One of my more successful Bright Ideas was to go to the Metropolitan Opera - in the mall. You may have read about the Met's new program, which telecasts live opera performances to movie theaters. It was way more fun than a bat house. Go. Order tickets online. And don't worry, there are subtitles. Fun subtitles.

It's not like going to a normal movie - it's better. The crowd dresses nicer, as if we were all at the real opera house and not just the multiplex. I share this delusion and wear my contacts for maximum hotness. Wow!

Before the opera starts, the camera pans the gilded Met balconies, and the real-life orchestra tunes up, a high-rent cacophony. The camera takes you into the orchestra pit, close enough to read the score. The musicians look excited, and the female violinist smiles shyly. I like her instantly. The enormous screen spans the actual stage, so you feel like you are there, though you didn't spend the money. By the way, the benefactor of the costly endeavor is Philly's Toll Brothers Inc. (Editor's note: Toll Brothers Inc. cofounder Bruce E. Toll is chairman of Philadelphia Media Holdings L.L.C., which owns The Inquirer.) Credit where credit is due.

The coming attractions roll, for Rossini's The Barber of Seville and Puccini's Il Trittico. Not your typical Hollywood trailer - nothing explodes, and there are no special effects. I feel morally superior to everyone watching 300 one theater over.

At the intermissions, everybody in the audience talks to one another, chattering away in a surprising array of languages. The opera I saw, Tchaikovsky's Eugene Onegin, attracted a Russian-speaking crowd. They cried like babies at the end of the show, proving you don't have to be Italian to lack emotional control.

And they were extraordinarily polite, unlike the couple to my left, who shook their Milk Duds throughout the entire first act, so I had to get all Riccardo Muti on their heinie.

Eugene Onegin is about unrequited love. The heroine is named Tatiana, sung by Renée Fleming, and she falls for the hunky Onegin, sung by studly Dmitri Hvorostovsky. Tatiana writes Onegin a letter professing her love, sealing wax and all. Onegin spurns her initially, only to come around after she's married.
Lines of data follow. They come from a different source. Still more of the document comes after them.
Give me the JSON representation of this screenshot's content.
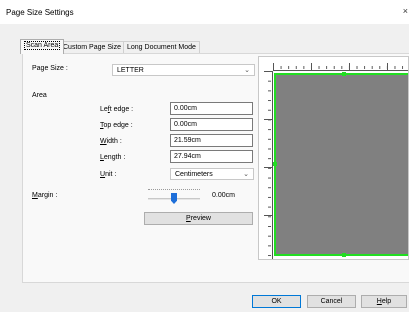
{
  "window": {
    "title": "Page Size Settings",
    "close_glyph": "×"
  },
  "tabs": [
    {
      "label": "Scan Area",
      "active": true
    },
    {
      "label": "Custom Page Size",
      "active": false
    },
    {
      "label": "Long Document Mode",
      "active": false
    }
  ],
  "page_size": {
    "label": "Page Size :",
    "value": "LETTER"
  },
  "area": {
    "heading": "Area",
    "left_edge": {
      "label_accel": "f",
      "label_pre": "Le",
      "label_post": "t edge :",
      "value": "0.00cm"
    },
    "top_edge": {
      "label_accel": "T",
      "label_pre": "",
      "label_post": "op edge :",
      "value": "0.00cm"
    },
    "width": {
      "label_accel": "W",
      "label_pre": "",
      "label_post": "idth :",
      "value": "21.59cm"
    },
    "length": {
      "label_accel": "L",
      "label_pre": "",
      "label_post": "ength :",
      "value": "27.94cm"
    },
    "unit": {
      "label_accel": "U",
      "label_pre": "",
      "label_post": "nit :",
      "value": "Centimeters"
    }
  },
  "margin": {
    "label_accel": "M",
    "label_post": "argin :",
    "value": "0.00cm"
  },
  "buttons": {
    "preview": {
      "accel": "P",
      "rest": "review"
    },
    "ok": "OK",
    "cancel": "Cancel",
    "help": {
      "accel": "H",
      "rest": "elp"
    }
  },
  "icons": {
    "dropdown": "chevron-down-icon"
  }
}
How do you say "intimacy issues" in Russian?

Onegin, based on a Pushkin poem, borrows also from Tchaikovsky's own life, in which he received passionate letters from a woman who fell in love with him. But Tchaikovsky was gay. D'oh! No matter, he married her anyway and later died in a duel. So neither Onegin nor Tchaikovsky ends happily.

But the three-hour production took all of us out of our stupid Saturday errands. We burst into spontaneous applause after the arias, even though Renée Fleming couldn't hear us. We didn't care. We felt like clapping, and we did. I suspect those endorphins added a year to our collective life span.
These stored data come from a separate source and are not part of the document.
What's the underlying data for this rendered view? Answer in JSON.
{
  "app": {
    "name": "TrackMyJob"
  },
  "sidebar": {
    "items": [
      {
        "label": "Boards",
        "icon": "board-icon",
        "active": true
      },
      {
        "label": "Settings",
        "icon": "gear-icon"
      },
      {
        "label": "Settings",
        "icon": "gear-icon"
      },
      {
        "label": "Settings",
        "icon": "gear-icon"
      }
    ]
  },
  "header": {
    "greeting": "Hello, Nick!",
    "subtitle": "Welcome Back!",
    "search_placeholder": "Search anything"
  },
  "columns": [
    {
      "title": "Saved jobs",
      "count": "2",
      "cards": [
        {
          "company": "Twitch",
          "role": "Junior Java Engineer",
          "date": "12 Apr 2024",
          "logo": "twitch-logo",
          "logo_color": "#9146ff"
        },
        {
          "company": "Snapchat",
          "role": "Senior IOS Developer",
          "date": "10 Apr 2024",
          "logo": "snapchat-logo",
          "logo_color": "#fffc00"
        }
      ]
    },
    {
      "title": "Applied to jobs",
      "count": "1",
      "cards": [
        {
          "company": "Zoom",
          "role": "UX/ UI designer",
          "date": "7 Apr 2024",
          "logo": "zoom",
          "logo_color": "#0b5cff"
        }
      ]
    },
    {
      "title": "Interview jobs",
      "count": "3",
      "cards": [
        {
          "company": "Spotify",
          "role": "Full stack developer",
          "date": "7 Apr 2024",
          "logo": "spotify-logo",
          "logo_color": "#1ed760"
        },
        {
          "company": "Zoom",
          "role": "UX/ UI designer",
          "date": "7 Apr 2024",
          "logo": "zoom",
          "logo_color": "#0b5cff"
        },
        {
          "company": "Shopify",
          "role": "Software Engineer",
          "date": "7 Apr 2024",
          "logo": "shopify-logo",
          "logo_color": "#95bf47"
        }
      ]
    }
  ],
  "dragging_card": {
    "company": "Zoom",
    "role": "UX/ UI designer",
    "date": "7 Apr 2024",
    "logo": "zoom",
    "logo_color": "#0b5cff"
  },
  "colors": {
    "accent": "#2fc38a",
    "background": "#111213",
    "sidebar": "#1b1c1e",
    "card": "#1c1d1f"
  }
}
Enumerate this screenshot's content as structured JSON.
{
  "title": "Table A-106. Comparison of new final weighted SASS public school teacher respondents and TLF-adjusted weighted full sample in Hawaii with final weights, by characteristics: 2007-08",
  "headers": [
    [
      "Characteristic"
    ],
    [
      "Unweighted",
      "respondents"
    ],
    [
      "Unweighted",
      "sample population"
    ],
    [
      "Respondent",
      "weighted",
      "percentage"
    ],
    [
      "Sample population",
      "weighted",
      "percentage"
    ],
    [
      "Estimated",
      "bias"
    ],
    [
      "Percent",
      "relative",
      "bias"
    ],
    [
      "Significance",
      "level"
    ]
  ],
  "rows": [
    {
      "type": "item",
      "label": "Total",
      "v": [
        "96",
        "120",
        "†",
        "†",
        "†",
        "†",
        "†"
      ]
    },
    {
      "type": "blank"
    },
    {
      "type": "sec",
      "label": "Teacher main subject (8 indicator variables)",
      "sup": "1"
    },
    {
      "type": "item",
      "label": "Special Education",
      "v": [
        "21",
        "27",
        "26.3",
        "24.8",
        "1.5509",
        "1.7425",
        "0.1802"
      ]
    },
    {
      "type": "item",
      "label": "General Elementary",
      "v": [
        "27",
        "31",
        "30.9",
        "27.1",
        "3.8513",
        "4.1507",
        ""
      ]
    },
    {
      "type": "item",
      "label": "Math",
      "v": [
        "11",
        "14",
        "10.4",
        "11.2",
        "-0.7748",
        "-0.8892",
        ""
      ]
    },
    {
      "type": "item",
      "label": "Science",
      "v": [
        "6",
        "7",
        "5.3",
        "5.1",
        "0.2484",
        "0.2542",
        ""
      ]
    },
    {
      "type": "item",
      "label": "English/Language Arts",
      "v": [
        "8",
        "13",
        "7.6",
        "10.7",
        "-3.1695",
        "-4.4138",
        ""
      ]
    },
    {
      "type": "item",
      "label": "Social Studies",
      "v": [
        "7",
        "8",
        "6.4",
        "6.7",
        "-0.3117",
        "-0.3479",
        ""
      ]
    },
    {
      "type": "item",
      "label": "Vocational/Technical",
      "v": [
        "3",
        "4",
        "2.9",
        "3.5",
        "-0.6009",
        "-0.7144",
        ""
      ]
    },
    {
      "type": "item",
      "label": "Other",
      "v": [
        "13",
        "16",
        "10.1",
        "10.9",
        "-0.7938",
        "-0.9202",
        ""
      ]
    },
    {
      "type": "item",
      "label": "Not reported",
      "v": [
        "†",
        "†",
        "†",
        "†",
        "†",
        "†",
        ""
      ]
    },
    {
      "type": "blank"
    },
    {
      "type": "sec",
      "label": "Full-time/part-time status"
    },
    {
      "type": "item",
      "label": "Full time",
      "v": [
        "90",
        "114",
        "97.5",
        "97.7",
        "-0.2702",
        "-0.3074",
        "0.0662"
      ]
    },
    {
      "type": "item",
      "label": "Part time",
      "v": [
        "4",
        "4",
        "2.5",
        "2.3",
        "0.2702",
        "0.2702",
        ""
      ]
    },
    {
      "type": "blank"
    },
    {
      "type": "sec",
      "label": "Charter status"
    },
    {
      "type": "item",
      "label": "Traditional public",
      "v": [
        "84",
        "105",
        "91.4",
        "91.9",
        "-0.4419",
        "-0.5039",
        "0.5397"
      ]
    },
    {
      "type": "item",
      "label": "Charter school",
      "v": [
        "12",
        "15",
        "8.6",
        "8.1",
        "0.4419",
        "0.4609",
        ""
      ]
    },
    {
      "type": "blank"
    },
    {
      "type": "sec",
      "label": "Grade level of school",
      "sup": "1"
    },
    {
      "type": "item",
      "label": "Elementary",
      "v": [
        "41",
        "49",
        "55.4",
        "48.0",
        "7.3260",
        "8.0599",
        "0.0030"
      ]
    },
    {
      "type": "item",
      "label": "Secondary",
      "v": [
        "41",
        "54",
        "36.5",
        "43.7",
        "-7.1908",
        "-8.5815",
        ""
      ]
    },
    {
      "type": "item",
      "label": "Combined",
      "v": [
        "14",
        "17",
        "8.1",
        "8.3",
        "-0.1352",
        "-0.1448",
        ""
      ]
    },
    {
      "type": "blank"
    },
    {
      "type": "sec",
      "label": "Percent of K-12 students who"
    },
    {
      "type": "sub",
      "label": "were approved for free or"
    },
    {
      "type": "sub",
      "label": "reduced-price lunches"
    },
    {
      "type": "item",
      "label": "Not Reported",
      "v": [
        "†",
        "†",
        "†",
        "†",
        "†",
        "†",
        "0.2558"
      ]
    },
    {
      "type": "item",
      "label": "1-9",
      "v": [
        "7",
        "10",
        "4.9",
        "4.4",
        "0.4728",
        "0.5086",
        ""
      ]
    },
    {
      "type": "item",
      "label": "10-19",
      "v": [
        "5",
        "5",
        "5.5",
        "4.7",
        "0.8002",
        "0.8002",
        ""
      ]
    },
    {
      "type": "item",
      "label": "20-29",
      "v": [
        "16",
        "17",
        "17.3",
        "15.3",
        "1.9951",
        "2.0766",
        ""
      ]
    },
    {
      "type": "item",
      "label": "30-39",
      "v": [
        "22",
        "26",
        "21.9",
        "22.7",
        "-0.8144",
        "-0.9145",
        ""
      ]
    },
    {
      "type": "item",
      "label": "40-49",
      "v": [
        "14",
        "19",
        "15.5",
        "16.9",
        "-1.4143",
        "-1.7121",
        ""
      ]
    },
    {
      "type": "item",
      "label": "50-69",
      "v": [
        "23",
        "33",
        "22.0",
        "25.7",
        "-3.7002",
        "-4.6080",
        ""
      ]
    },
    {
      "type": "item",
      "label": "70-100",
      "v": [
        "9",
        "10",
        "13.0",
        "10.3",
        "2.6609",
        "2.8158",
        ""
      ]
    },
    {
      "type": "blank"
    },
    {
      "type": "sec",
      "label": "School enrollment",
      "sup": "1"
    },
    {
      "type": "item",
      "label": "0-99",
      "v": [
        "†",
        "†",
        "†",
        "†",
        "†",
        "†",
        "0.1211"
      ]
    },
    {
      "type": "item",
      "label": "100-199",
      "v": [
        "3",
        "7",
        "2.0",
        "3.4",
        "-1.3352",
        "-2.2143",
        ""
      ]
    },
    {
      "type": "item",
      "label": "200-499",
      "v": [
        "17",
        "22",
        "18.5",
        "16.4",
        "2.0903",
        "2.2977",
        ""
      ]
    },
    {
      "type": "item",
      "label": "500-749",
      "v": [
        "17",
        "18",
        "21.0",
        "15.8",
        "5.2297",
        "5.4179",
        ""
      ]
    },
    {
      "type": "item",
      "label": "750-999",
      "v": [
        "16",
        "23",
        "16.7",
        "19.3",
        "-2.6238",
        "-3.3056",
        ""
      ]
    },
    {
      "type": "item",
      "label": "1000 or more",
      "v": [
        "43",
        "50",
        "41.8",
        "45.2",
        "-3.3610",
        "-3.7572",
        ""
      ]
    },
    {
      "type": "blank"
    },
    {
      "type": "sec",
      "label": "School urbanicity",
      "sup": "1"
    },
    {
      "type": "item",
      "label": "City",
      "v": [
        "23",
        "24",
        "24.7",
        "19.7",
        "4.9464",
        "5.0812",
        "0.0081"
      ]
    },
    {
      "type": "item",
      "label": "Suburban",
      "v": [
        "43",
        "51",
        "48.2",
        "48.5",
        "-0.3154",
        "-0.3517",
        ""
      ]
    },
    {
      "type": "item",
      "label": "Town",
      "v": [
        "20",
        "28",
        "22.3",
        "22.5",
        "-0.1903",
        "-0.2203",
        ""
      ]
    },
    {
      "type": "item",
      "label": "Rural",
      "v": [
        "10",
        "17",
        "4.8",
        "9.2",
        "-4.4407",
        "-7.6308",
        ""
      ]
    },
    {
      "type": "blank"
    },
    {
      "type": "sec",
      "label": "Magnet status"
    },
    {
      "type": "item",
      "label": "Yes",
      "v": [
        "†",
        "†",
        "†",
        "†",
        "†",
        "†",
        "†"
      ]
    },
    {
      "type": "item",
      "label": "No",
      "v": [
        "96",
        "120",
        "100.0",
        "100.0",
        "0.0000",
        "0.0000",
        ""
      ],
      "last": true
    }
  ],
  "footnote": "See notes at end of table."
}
And while we watched the opera with the real audience at the Met, something magical happened. A crowd gathered, nationwide, and we all began to feel a part of something larger. Or at least I felt that way and projected it wildly onto everyone else.

Like all great art, opera has the power to transport the imagination and to move heart and soul.

So go. Have fun. Even next to Best Buy.